The voice and creative mind behind the animated “Family Guy” and the half-animated “Ted” makes what is essentially a dirty-mouthed Don Knotts comedy, a farce so lame it’s as if “Blazing Saddles” never happened or MacFarlane never saw it.

Timid sheep rancher

He plays Albert, a timid sheep rancher in 1882 Old Stump Township, located in the scenic Monument Valley of Arizona. His clumsiness with his sheep and his cowardice with the locals costs him his best girl (Amanda Seyfried). His pals Edward (Giovanni Ribisi) and Edward’s hooker girlfriend Ruth (Sarah Silverman) worry he’ll never get over that.
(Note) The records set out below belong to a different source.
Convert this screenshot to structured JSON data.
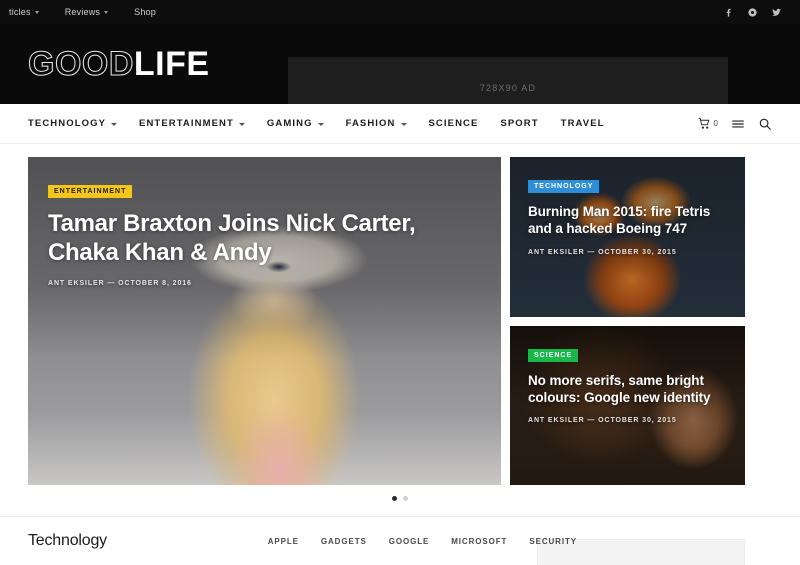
{
  "topbar": {
    "nav": [
      {
        "label": "ticles",
        "has_caret": true
      },
      {
        "label": "Reviews",
        "has_caret": true
      },
      {
        "label": "Shop",
        "has_caret": false
      }
    ],
    "social": [
      {
        "name": "facebook-icon"
      },
      {
        "name": "pinterest-icon"
      },
      {
        "name": "twitter-icon"
      }
    ],
    "bg_color": "#0d0d0d"
  },
  "masthead": {
    "logo_part1": "GOOD",
    "logo_part2": "LIFE",
    "ad_label": "728X90 AD",
    "bg_color": "#0a0a0a"
  },
  "mainnav": {
    "items": [
      {
        "label": "TECHNOLOGY",
        "has_caret": true
      },
      {
        "label": "ENTERTAINMENT",
        "has_caret": true
      },
      {
        "label": "GAMING",
        "has_caret": true
      },
      {
        "label": "FASHION",
        "has_caret": true
      },
      {
        "label": "SCIENCE",
        "has_caret": false
      },
      {
        "label": "SPORT",
        "has_caret": false
      },
      {
        "label": "TRAVEL",
        "has_caret": false
      }
    ],
    "cart_count": "0"
  },
  "hero": {
    "main": {
      "badge": "ENTERTAINMENT",
      "badge_color": "#f5c518",
      "title": "Tamar Braxton Joins Nick Carter, Chaka Khan & Andy",
      "author": "ANT EKSILER",
      "date": "OCTOBER 8, 2016",
      "meta": "ANT EKSILER  —  OCTOBER 8, 2016"
    },
    "cards": [
      {
        "badge": "TECHNOLOGY",
        "badge_color": "#2f8fd6",
        "title": "Burning Man 2015: fire Tetris and a hacked Boeing 747",
        "author": "ANT EKSILER",
        "date": "OCTOBER 30, 2015",
        "meta": "ANT EKSILER  —  OCTOBER 30, 2015"
      },
      {
        "badge": "SCIENCE",
        "badge_color": "#19b84a",
        "title": "No more serifs, same bright colours: Google new identity",
        "author": "ANT EKSILER",
        "date": "OCTOBER 30, 2015",
        "meta": "ANT EKSILER  —  OCTOBER 30, 2015"
      }
    ],
    "dots": [
      {
        "active": true
      },
      {
        "active": false
      }
    ]
  },
  "section": {
    "title": "Technology",
    "filters": [
      "APPLE",
      "GADGETS",
      "GOOGLE",
      "MICROSOFT",
      "SECURITY"
    ]
  }
}
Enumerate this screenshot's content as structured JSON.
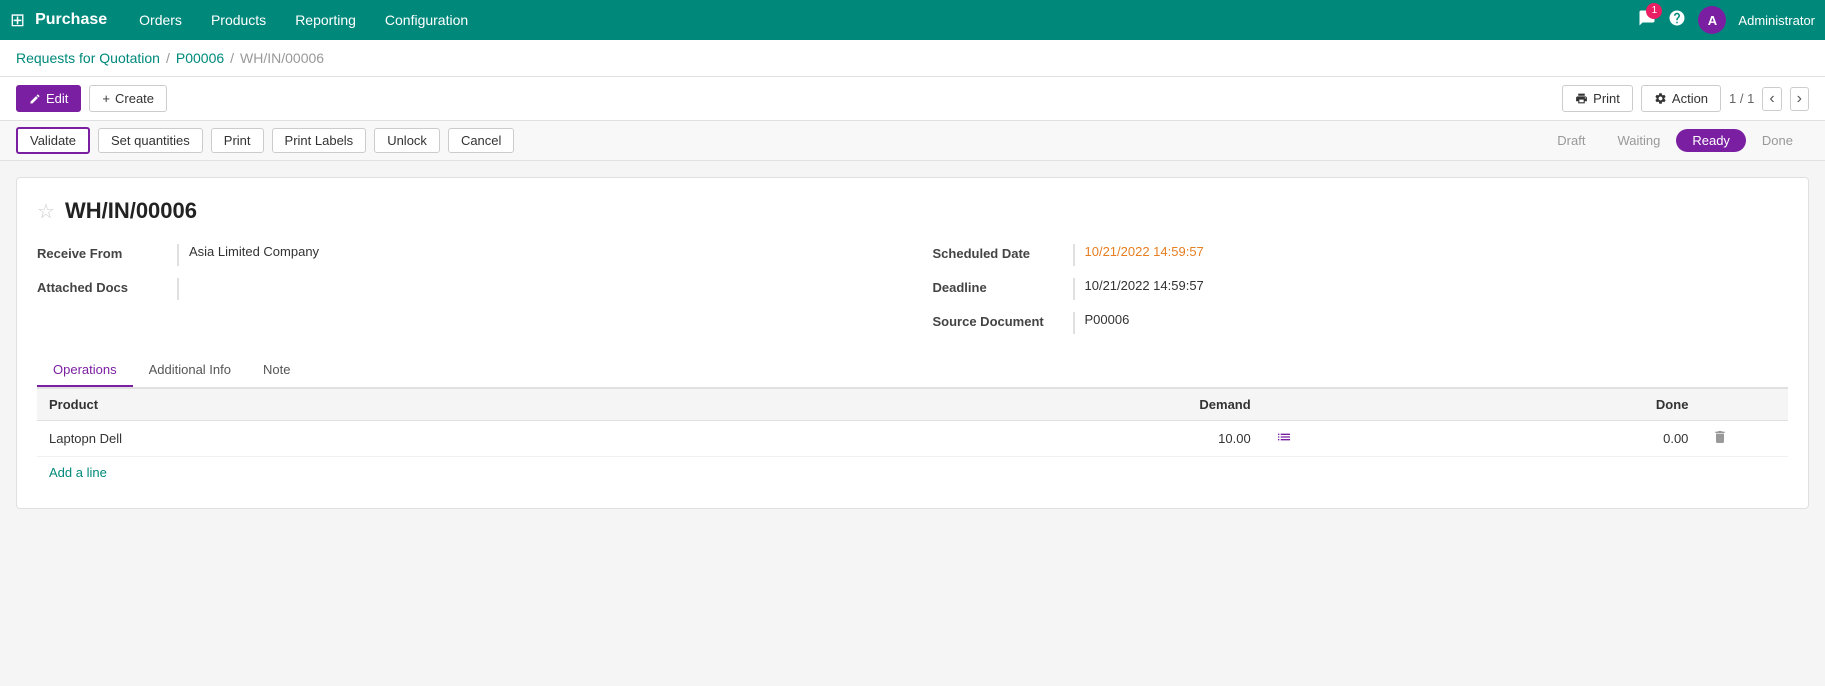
{
  "app": {
    "name": "Purchase",
    "grid_icon": "⊞"
  },
  "nav": {
    "items": [
      {
        "label": "Orders"
      },
      {
        "label": "Products"
      },
      {
        "label": "Reporting"
      },
      {
        "label": "Configuration"
      }
    ]
  },
  "topright": {
    "badge_count": "1",
    "avatar_letter": "A",
    "admin_label": "Administrator"
  },
  "breadcrumb": {
    "part1": "Requests for Quotation",
    "sep1": "/",
    "part2": "P00006",
    "sep2": "/",
    "current": "WH/IN/00006"
  },
  "toolbar": {
    "edit_label": "Edit",
    "create_label": "Create",
    "print_label": "Print",
    "action_label": "Action",
    "pagination": "1 / 1"
  },
  "actions": {
    "validate_label": "Validate",
    "set_quantities_label": "Set quantities",
    "print_label": "Print",
    "print_labels_label": "Print Labels",
    "unlock_label": "Unlock",
    "cancel_label": "Cancel"
  },
  "status_steps": [
    {
      "label": "Draft",
      "active": false
    },
    {
      "label": "Waiting",
      "active": false
    },
    {
      "label": "Ready",
      "active": true
    },
    {
      "label": "Done",
      "active": false
    }
  ],
  "record": {
    "title": "WH/IN/00006",
    "receive_from_label": "Receive From",
    "receive_from_value": "Asia Limited Company",
    "attached_docs_label": "Attached Docs",
    "attached_docs_value": "",
    "scheduled_date_label": "Scheduled Date",
    "scheduled_date_value": "10/21/2022 14:59:57",
    "deadline_label": "Deadline",
    "deadline_value": "10/21/2022 14:59:57",
    "source_doc_label": "Source Document",
    "source_doc_value": "P00006"
  },
  "tabs": [
    {
      "label": "Operations",
      "active": true
    },
    {
      "label": "Additional Info",
      "active": false
    },
    {
      "label": "Note",
      "active": false
    }
  ],
  "table": {
    "headers": [
      {
        "label": "Product",
        "align": "left"
      },
      {
        "label": "Demand",
        "align": "right"
      },
      {
        "label": "",
        "align": "left"
      },
      {
        "label": "Done",
        "align": "right"
      },
      {
        "label": "",
        "align": "left"
      }
    ],
    "rows": [
      {
        "product": "Laptopn Dell",
        "demand": "10.00",
        "done": "0.00"
      }
    ],
    "add_line_label": "Add a line"
  }
}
'A Million Ways to Die in the West'

DIRECTED BY: Seth MacFarlane

STARRING: Seth MacFarlane, Charlize Theron, Liam Neeson, Amanda Seyfried, Sarah Silverman, Wes Studi, Giovanni Ribisi and Neil Patrick Harris

RATED: R GRADE: D

RUNNING TIME: 116 minutes

And then Anna (Theron), the moll of a desperado (Liam Neeson), ducks into town, laying low. She takes pity on the only guy in the Old West without a tan — Albert.

The running gag here is Albert’s profane irritation at all the ways you can get killed in the wild, careless, pre-antibiotic, pre OSHA, lawless, trigger-happy environment they all live in. That’s another reason Louise (Seyfried) dumps him.

“People are living to be 35 these days!” No need to rush into marriage. Not with the local moustache Lothario (Neil Patrick Harris) waiting in the wings.

Albert must find his mettle, learn to use a gun and take a spirit journey with some hallucinogen-equipped Indians (Wes “Geronimo” Studi is their leader) before he can get the girl.

There’s an ambitious barn dance scene set to Stephen Foster’s “If You’ve Only Got a Moustache” that works. And the Indians initiating the palest pale face bit provokes a grin.

But MacFarlane and his cast — including cameos by everyone from Ryan Reynolds to Christopher Lloyd (“Back to the Future,” anyone?) and Ewan McGregor — seem to think that merely saying a dirty word, showing a bodily fluid or demonstrating a bodily function is all it takes to earn a laugh.

Doing it all, not well

And in the center of it all is the bland MacFarlane, co-writer, producer, director and star, and in none of those guises does he find enough jokes to fill a two hour “comedy.” Characters stiffly stand in the foreground exchanging unfunny lines that don’t advance the plot while extras stand around behind them doing nothing funny either. A long, bloody barroom fight — more ways to die — has one decent gag in it.

In traditional Westerns, there was humor in the guy who hasn’t mastered the basics of Western life — riding, roping, shooting and drinking. Albert is plainly that guy, and isn’t the least bit amusing in his ineptitude.

Which leaves the actor who plays him wandering back behind the camera with his tail between his legs, facing just one question from moviedom: When are you delivering “Ted 2”? Because “Million Ways” is strictly D.O.A.